Despite the success of the Alliance Contracting Model it is not always appropriate. For starters it’s expensive to set up and maintain. Many organisations won’t even consider it unless the estimated project value is over a certain threshold. For example, as a general rule the Department of Defence won’t use an Alliance for projects under $80 million [8].

It is also important that all major parties are included to the Alliance Structure if used. The recent acquisition of the Air Warfare Destroyers for the Royal Australian Navy occurred via an Alliance, however the platform system designer elected not to enter the alliance arrangement. The Australian National Audit Office found that this detracted from the Alliance’s ability to collectively and collaboratively manage risk, although acknowledged that all parties still acted in a highly cooperative manner [9].  Even if all parties choose to be involved with the Alliance it is important that they are prepared to commit the appropriate resources, with personnel requirements for Alliances often greater (both with respect to numbers and capability) than traditional contracting.

Yet despite these limitations Alliance Contracting has proved itself to be effective in a number of projects. In particular, those where the premiums for transferring risk to the suppliers are excessive, or where the risks cannot be adequately defined during the procurement planning and the project needs to commence as soon as possible [10]. It is also well suited when the owner has extensive knowledge which could be useful in the project’s development and delivery.
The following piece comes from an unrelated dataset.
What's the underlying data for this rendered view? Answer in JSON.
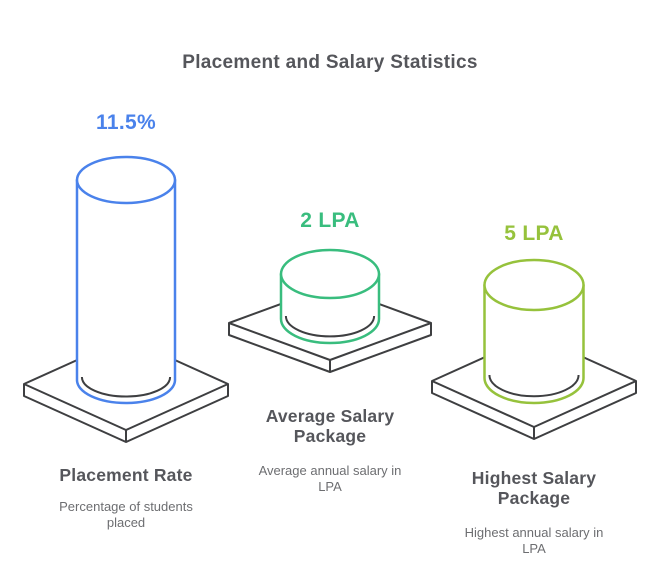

Basically Alliancing is generally suitable where the benefits of risk sharing outweighs the additional costs (both financial and non-financial).

One example of an Alliance Project working well was the $155m construction of the National Museum of Australia in Canberra. Faced with an absolute cap in funding, a must meet deadline and a very high expectation of quality, the project hit all three targets without compromise [11]. By using an Alliance Model there was a clear alignment of objectives, the best person for the job was used regardless of who they worked for (owner or contractor) and the sharing of information was embraced, all contributing to the project’s success.

Key Takeaway

Over the past twenty-five years Alliance Contracting has grown from a curiosity to a mainstream contracting option. Whilst not suitable for all procurements (in particular those with low value/ low complexity) it has proven itself to be effective and deserving of its high usage rate. Procurement professionals across all industries should continue to enhance their understanding of Alliance Contracting to ensure best practices continue to be employed.